Between the Kyrgyz and the Tajik border is some 20 km of no-man’s land. The actual border is at the Kyzyl-Art Pass, 4282 m, to which we slowly climb; obviously, no-man’s land also means no man to maintain the road, which is gravel, and in rather poor condition. We now start to appreciate the green valleys in Kyrgyzstan again, as around us there is absolutely nothing anymore, just bare rocks and further snow-covered peaks. And yet, we also pass an old road maintenance complex, dis-used as such (as to which the road testifies), but occupied by some people, who apparently live here, with their animals.

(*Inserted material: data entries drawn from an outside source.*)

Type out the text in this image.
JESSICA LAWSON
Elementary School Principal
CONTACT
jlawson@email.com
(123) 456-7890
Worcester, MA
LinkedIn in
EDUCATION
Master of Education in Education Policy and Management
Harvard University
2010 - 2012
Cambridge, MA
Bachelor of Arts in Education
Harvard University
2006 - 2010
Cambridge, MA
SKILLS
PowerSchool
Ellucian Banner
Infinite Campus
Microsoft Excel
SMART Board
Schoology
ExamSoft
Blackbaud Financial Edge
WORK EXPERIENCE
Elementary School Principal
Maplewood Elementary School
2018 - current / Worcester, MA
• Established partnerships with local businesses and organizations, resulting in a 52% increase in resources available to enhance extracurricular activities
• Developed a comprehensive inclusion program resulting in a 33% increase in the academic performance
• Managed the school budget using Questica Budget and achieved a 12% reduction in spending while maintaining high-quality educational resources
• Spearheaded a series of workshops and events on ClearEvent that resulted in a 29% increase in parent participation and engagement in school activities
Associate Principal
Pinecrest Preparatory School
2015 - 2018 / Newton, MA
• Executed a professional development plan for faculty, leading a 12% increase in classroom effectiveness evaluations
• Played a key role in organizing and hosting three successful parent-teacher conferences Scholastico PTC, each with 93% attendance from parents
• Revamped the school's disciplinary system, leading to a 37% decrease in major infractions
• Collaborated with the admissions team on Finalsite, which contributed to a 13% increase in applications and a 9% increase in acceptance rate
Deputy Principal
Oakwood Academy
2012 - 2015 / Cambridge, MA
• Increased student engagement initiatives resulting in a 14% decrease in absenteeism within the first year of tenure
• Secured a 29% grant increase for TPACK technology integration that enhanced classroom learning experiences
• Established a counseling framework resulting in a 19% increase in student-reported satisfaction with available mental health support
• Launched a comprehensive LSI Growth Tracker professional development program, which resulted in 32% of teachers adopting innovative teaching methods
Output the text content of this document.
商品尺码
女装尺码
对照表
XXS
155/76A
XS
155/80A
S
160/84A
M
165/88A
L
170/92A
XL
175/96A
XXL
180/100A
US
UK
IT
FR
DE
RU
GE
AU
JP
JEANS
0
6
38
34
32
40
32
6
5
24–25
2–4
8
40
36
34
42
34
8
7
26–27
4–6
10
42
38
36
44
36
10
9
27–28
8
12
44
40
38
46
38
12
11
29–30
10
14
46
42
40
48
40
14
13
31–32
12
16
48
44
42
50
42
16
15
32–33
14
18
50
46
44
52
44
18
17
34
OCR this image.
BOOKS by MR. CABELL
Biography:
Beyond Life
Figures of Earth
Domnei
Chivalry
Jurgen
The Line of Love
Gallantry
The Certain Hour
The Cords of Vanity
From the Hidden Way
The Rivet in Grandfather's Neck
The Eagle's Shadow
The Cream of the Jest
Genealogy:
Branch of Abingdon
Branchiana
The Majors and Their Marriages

The pass itself is an even colder affair than down at customs, thanks to a strong wind blowing, but we have to get out, of course, to take in the landscape all around. Desolate nothingness. Strikingly impressive.
At the Tajik border we repeat the sequence, in reverse, which also takes an hour, for no apparent reason, without us ever seeing any of the officials. Maybe we just miss out on tea?
Soon after we continue again, and across another pass, the Uy Buloq Pass at 4232 m, we spot the Karakul Lake, created some 10 million years ago by a meteorite. For the first time we see some bright colours again, the turquoise, green and blue of the lake in the changing sunlight. But the area around the lake is just desert, a sandy expanse where the occasional yak still seems to find something to eat. Our target for the night is the village of Karakul, situated at the lake shore. Which we reach just before a sandstorm hits the village.